Saturday, March 04, 2006

Pennsylvania Bulletin of March 4th*

Here’s the link

Of possible interest—

- IRRC – LIHEAP regs approved

- public utilities – telephone regs – petition of Consumer Advocate to amend chapter 63

* The only date which is a command

disability - consid. of evidence - duty to develop record - scope of magistrate judge's duty

Roman v. Barnhart - ED Pa. - February 28, 2006

This case involves a 10 year-old boy with hearing and speech impairment. The case was remanded because ALJ did not explain his consideration of the records of the child's primary physician and "did not appear to give meaningful consideration to the non-medical evidence from [the child's] teacher...." This evidence was directed "to be evaluated and subjectively considered by the ALJ."

An ALJ need not always give a comprehensive explanation for the rejection of evidence. In most cases a sentence or short paragraph will suffice. Here however "it does seem to be an inescapable conclusion the ALJ did fail to directly address evidence from" the teacher.

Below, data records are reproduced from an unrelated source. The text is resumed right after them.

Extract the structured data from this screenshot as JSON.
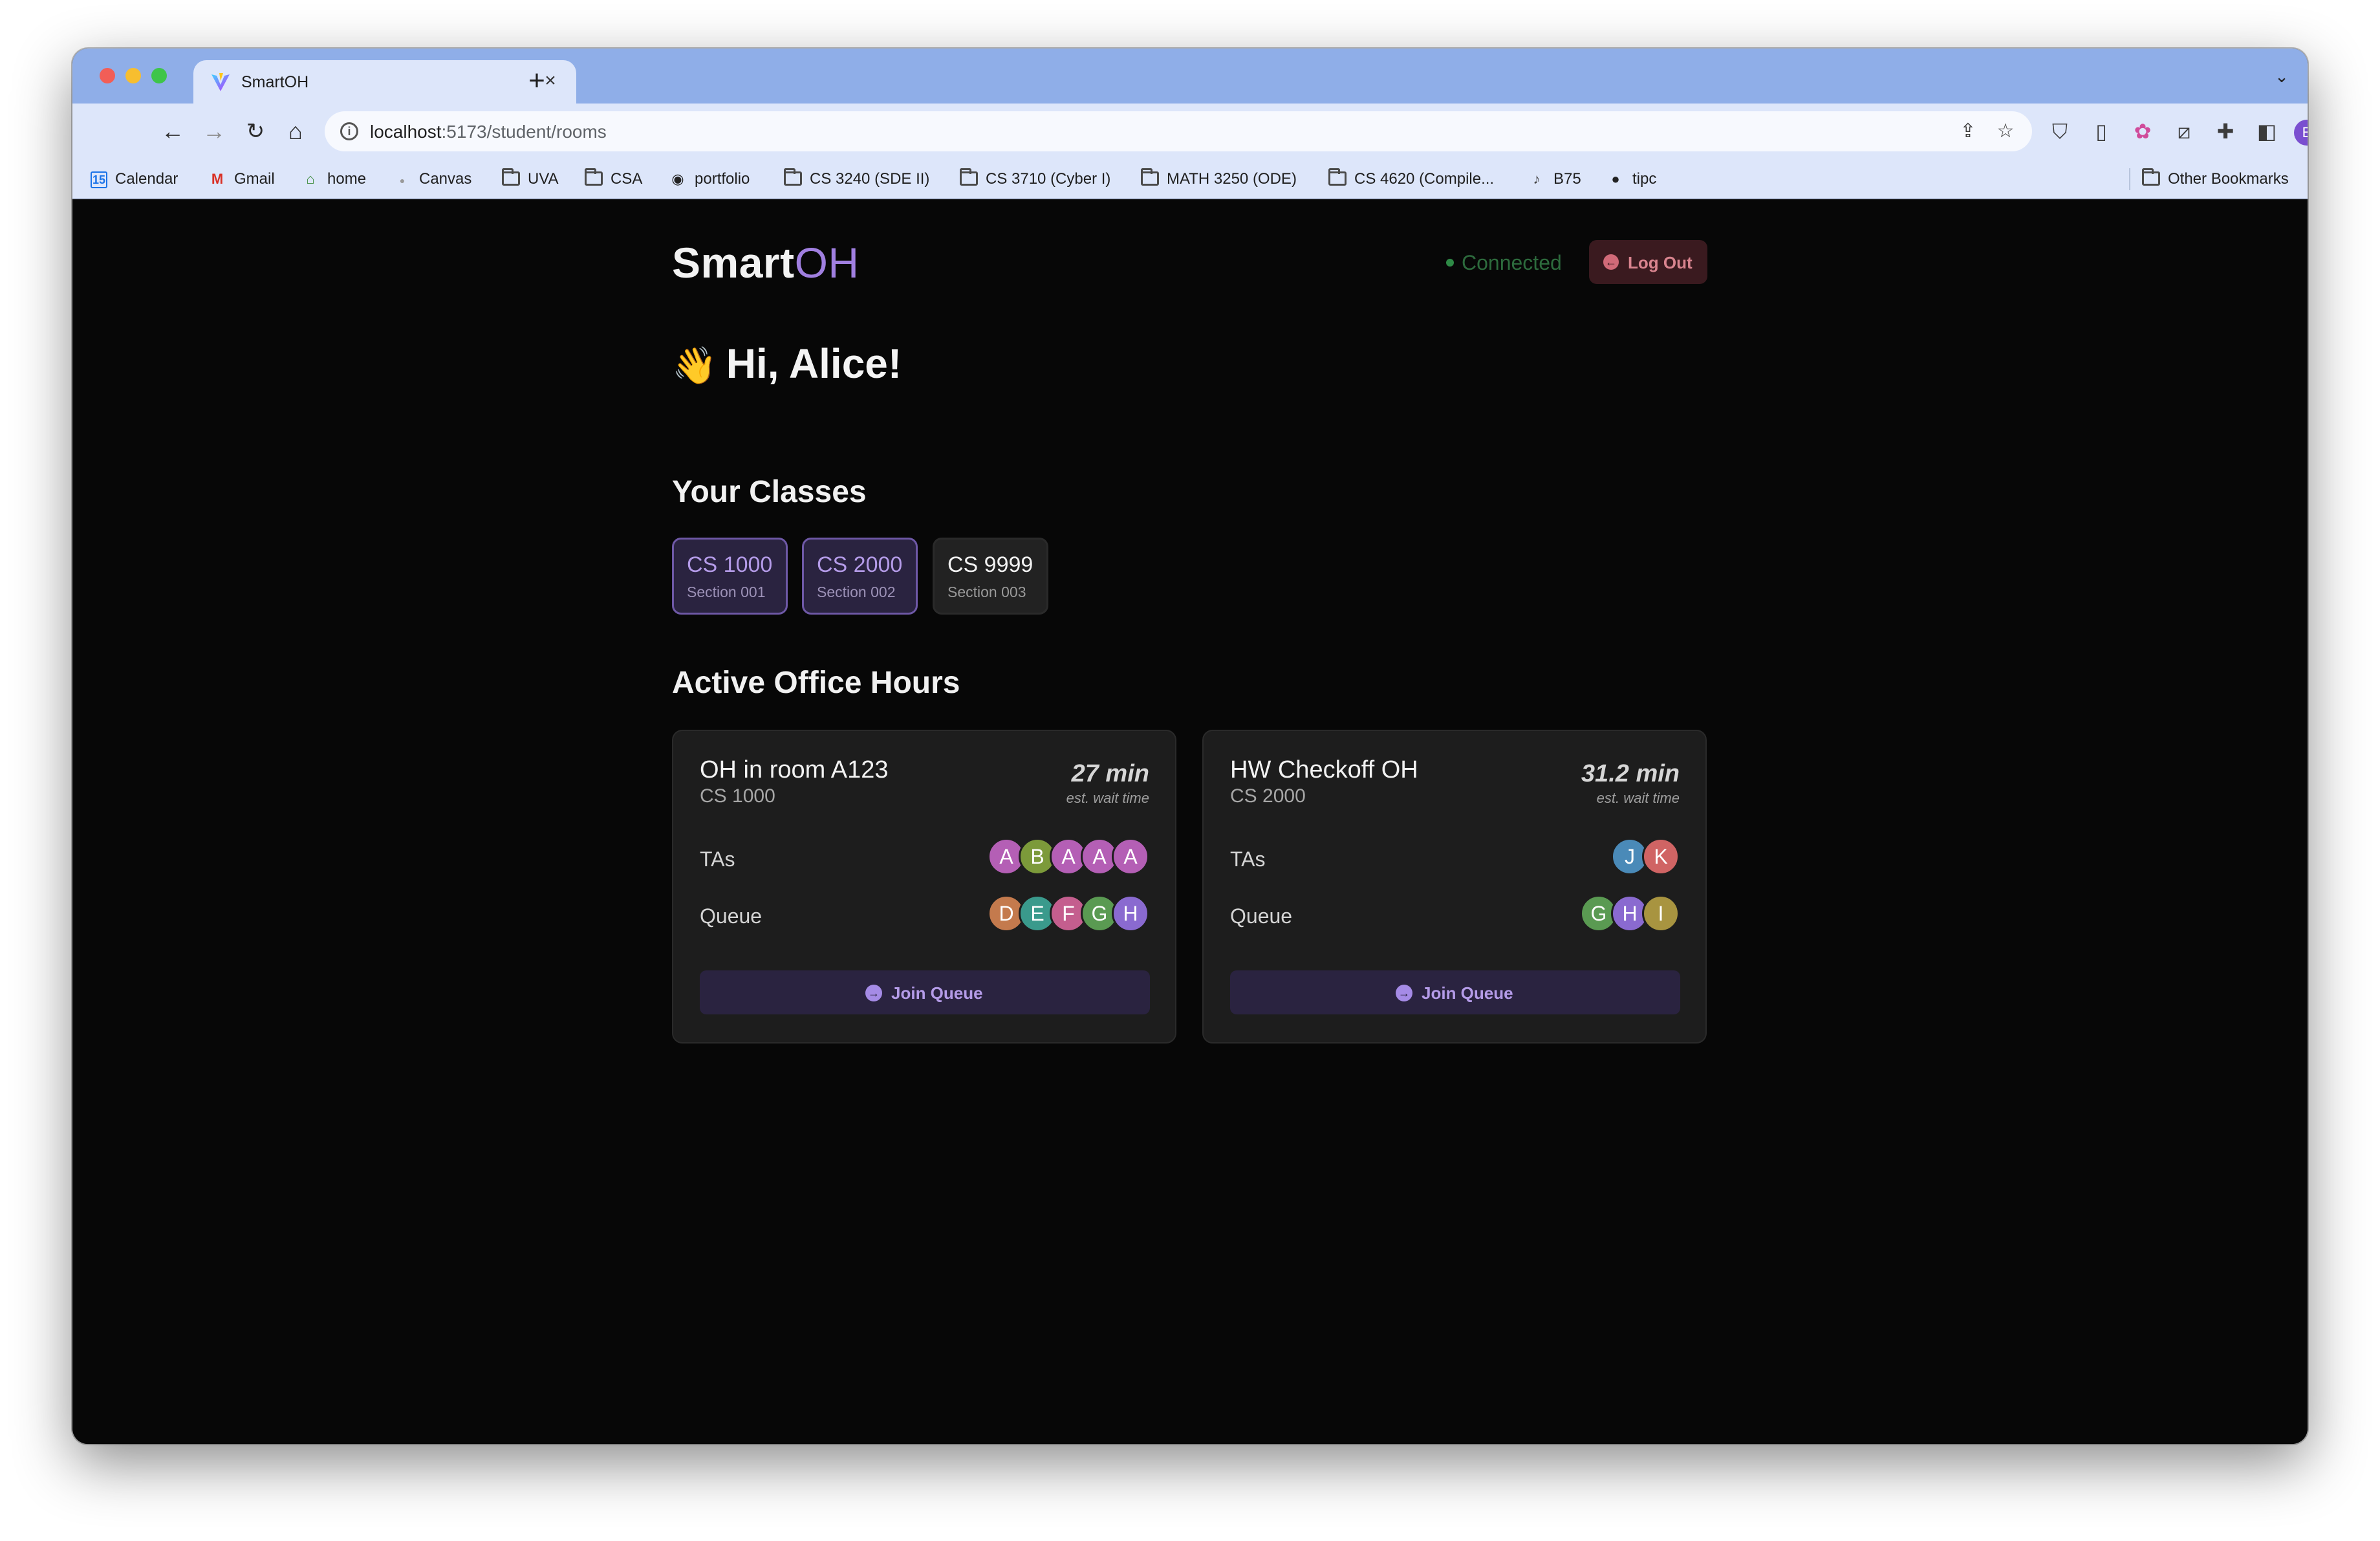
{
  "browser": {
    "tab_title": "SmartOH",
    "url_host": "localhost",
    "url_path": ":5173/student/rooms",
    "bookmarks": [
      {
        "label": "Calendar",
        "icon": "calendar-icon"
      },
      {
        "label": "Gmail",
        "icon": "gmail-icon"
      },
      {
        "label": "home",
        "icon": "home-icon"
      },
      {
        "label": "Canvas",
        "icon": "canvas-icon"
      },
      {
        "label": "UVA",
        "icon": "folder-icon"
      },
      {
        "label": "CSA",
        "icon": "folder-icon"
      },
      {
        "label": "portfolio",
        "icon": "globe-icon"
      },
      {
        "label": "CS 3240 (SDE II)",
        "icon": "folder-icon"
      },
      {
        "label": "CS 3710 (Cyber I)",
        "icon": "folder-icon"
      },
      {
        "label": "MATH 3250 (ODE)",
        "icon": "folder-icon"
      },
      {
        "label": "CS 4620 (Compile...",
        "icon": "folder-icon"
      },
      {
        "label": "B75",
        "icon": "bell-icon"
      },
      {
        "label": "tipc",
        "icon": "github-icon"
      }
    ],
    "other_bookmarks": "Other Bookmarks",
    "profile_initial": "E"
  },
  "header": {
    "logo_main": "Smart",
    "logo_accent": "OH",
    "status": "Connected",
    "logout_label": "Log Out"
  },
  "greeting": {
    "emoji": "👋",
    "text": "Hi, Alice!"
  },
  "classes": {
    "title": "Your Classes",
    "items": [
      {
        "code": "CS 1000",
        "section": "Section 001",
        "enrolled": true
      },
      {
        "code": "CS 2000",
        "section": "Section 002",
        "enrolled": true
      },
      {
        "code": "CS 9999",
        "section": "Section 003",
        "enrolled": false
      }
    ]
  },
  "office_hours": {
    "title": "Active Office Hours",
    "tas_label": "TAs",
    "queue_label": "Queue",
    "wait_label": "est. wait time",
    "join_label": "Join Queue",
    "rooms": [
      {
        "name": "OH in room A123",
        "course": "CS 1000",
        "wait": "27 min",
        "tas": [
          {
            "initial": "A",
            "color": "#b45fb5"
          },
          {
            "initial": "B",
            "color": "#7c9a3a"
          },
          {
            "initial": "A",
            "color": "#b45fb5"
          },
          {
            "initial": "A",
            "color": "#b45fb5"
          },
          {
            "initial": "A",
            "color": "#b45fb5"
          }
        ],
        "queue": [
          {
            "initial": "D",
            "color": "#c47a4d"
          },
          {
            "initial": "E",
            "color": "#3a9a8c"
          },
          {
            "initial": "F",
            "color": "#c45e8e"
          },
          {
            "initial": "G",
            "color": "#5a9a52"
          },
          {
            "initial": "H",
            "color": "#8a6ad0"
          }
        ]
      },
      {
        "name": "HW Checkoff OH",
        "course": "CS 2000",
        "wait": "31.2 min",
        "tas": [
          {
            "initial": "J",
            "color": "#4a8ab8"
          },
          {
            "initial": "K",
            "color": "#d06464"
          }
        ],
        "queue": [
          {
            "initial": "G",
            "color": "#5a9a52"
          },
          {
            "initial": "H",
            "color": "#8a6ad0"
          },
          {
            "initial": "I",
            "color": "#a89440"
          }
        ]
      }
    ]
  }
}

The Magistrate's Report did discuss this evidence. However, in doing so, the Magistrate "exceeded her limited scope of review...[I]t is rectify ALJ errors by making an independent analysis and relying on information not relied upon by the ALJ....rather than focusing only on the reasons set forth by the ALJ."

There is also a good discussion of the ALJ's duty to develop the record adequately, even where the claimant is represented by counsel. When the ALJ is aware of a report that is "reasonably necessary for the full presentation of a case," the ALJ on his/her own initiative "may" issue subpoenas for the material documents.

Donald Marritz
MidPenn Legal Services

disability - treating physician rule, etc.

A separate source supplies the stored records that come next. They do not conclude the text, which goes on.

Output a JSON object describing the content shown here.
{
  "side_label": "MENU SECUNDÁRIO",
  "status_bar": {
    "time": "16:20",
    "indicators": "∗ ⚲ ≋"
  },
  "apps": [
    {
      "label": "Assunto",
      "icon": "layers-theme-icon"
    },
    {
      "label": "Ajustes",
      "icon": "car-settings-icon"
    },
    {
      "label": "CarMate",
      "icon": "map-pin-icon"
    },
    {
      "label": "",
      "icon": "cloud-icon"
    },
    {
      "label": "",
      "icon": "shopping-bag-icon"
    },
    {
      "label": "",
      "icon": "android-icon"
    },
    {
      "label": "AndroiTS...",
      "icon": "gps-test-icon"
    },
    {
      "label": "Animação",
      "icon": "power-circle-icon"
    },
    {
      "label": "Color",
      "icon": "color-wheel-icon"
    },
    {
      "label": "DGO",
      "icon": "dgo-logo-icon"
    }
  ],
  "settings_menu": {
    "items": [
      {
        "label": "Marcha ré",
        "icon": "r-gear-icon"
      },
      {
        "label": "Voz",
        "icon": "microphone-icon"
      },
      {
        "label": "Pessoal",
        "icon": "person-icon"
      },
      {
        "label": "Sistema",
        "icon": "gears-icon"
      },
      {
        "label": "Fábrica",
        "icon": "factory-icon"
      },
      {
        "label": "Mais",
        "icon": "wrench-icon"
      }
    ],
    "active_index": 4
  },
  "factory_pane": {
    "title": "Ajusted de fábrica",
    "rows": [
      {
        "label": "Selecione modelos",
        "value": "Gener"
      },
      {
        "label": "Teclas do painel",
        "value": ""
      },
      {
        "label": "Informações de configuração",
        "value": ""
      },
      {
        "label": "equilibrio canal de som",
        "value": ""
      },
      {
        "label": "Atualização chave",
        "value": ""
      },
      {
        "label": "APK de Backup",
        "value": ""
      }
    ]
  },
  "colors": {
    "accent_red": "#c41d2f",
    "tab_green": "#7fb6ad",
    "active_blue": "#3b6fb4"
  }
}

Somenski v. Barnhart - ED Pa. - February 28, 2006

Summary judgment for Plaintiff.

treating physician - phys. not an advocate; opinion based on objective evidence
Good review of 3d Cir. law on treating physician rule, which the ALJ improperly discounted. The ALJ erred in holding that the doctor's opinion was undermined by the fact that he "was an advocate" for plaintiff in a worker's comp. proceeding. The adversarial nature of W/C proceedings does not affect the reliability of the [doctor's] testimony. An ALJ "may not disregard medical findings of examining physicians merely because it was offered as part of a worker's compensation hearing..."

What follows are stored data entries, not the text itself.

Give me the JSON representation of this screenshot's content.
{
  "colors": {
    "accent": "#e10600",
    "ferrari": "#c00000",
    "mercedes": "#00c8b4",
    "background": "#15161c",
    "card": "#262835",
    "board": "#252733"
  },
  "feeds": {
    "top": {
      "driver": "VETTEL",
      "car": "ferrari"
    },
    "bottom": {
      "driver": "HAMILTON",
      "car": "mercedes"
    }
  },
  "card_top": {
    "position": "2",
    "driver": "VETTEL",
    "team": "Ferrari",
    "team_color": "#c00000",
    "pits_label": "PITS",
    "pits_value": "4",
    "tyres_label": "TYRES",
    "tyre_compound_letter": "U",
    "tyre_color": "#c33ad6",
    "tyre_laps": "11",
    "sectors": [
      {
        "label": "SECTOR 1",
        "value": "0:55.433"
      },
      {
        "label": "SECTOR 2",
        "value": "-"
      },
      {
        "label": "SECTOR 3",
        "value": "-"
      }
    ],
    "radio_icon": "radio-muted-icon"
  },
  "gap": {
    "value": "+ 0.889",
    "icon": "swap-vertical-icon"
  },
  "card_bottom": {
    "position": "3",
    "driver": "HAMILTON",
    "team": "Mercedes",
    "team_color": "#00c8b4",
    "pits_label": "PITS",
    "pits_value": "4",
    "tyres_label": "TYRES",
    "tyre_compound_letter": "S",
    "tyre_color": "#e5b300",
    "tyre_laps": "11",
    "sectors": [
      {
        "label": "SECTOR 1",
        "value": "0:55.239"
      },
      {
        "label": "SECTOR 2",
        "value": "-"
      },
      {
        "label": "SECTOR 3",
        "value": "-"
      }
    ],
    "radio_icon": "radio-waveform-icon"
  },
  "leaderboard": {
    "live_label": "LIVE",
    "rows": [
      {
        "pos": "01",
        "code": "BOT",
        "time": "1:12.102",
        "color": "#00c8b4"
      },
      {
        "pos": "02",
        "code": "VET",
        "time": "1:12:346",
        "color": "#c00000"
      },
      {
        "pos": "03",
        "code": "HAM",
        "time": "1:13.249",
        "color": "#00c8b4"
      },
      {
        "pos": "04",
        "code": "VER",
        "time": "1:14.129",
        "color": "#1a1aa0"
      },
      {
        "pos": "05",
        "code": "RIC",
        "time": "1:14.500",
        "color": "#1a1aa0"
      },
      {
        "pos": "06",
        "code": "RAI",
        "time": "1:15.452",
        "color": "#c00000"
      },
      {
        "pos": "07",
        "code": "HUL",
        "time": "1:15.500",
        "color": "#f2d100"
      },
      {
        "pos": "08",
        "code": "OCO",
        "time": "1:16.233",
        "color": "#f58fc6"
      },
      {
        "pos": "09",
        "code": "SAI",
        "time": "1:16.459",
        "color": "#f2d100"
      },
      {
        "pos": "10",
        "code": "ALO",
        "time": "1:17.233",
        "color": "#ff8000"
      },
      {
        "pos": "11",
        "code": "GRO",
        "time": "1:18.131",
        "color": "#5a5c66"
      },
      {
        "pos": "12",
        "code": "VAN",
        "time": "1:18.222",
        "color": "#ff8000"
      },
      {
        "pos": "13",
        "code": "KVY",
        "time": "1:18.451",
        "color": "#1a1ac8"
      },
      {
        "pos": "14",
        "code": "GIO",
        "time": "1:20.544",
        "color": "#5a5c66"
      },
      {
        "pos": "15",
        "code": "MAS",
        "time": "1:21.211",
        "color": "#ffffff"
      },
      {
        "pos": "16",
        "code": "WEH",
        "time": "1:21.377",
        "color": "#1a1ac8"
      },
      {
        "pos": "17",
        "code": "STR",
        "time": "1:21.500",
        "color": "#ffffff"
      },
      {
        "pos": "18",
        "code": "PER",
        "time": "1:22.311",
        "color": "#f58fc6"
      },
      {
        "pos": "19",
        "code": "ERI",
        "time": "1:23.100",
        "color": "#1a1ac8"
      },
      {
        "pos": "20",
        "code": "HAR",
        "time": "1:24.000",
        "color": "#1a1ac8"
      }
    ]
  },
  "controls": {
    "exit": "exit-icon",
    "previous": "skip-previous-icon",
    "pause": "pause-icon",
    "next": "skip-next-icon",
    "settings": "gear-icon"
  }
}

In addition, the physician's opinions were not based on the claimant's subjective complaints but on an objective, detailed assessment of Plaintiff's functioning.

finding of another agency
Plaintiff had been granted disability benefits by a US Dept. of Labor ALJ in a Longshoreman & Harbor Worker's Comp. case, 33 USC 901 et seq. While that decision is not binding, 20 CFR 404.1504, is "entitled to substantial weight....If the ALJ reaches a contrary conclusion, the ALJ must offer an explanation of why he rejected the other agency's finding." The ALJ in this case "did not specify what amount of weight, if any, he accorded the... decision not did he explain his reasons for rejecting it, beyond the fact that it was not binding. Under controlling Third Circuit law, this was error."

subjective complaints
Claimant's accounts of pain were corroborated by the unrebutted opinions of all physicians. Even though an ALJ's credibility determination is "entitled to great deference," subjective symptoms must be considered and "may not be discounted if reasonably consistent with the objective evidence and other evidence in the record." Here the ALJ improperly discounted unrebutted medical opinions and "erroneously supplanted" the doctor's opinions "with his personal speculation."

V/E - hypo

The hypothetical question to the vocation expert must fairly encompass "all of an individual's significant limitations that are supported by the record." (emphasis in original) The hypo in this case was lacking because if did not take into account the severity of the plaintiff's psych. problems or any of his exertional limitations.

Noting a) that the 3d Circuit has expressed "frustration with the delays in disability determinations," b) that plaintiff applied for benefits more than 8 years ago, c) that the extensive record is unlikely to change and "constitutes substantial evidence that [plaintiff] is precluded from engaging in substantial gainful activity," the court awarded benefits.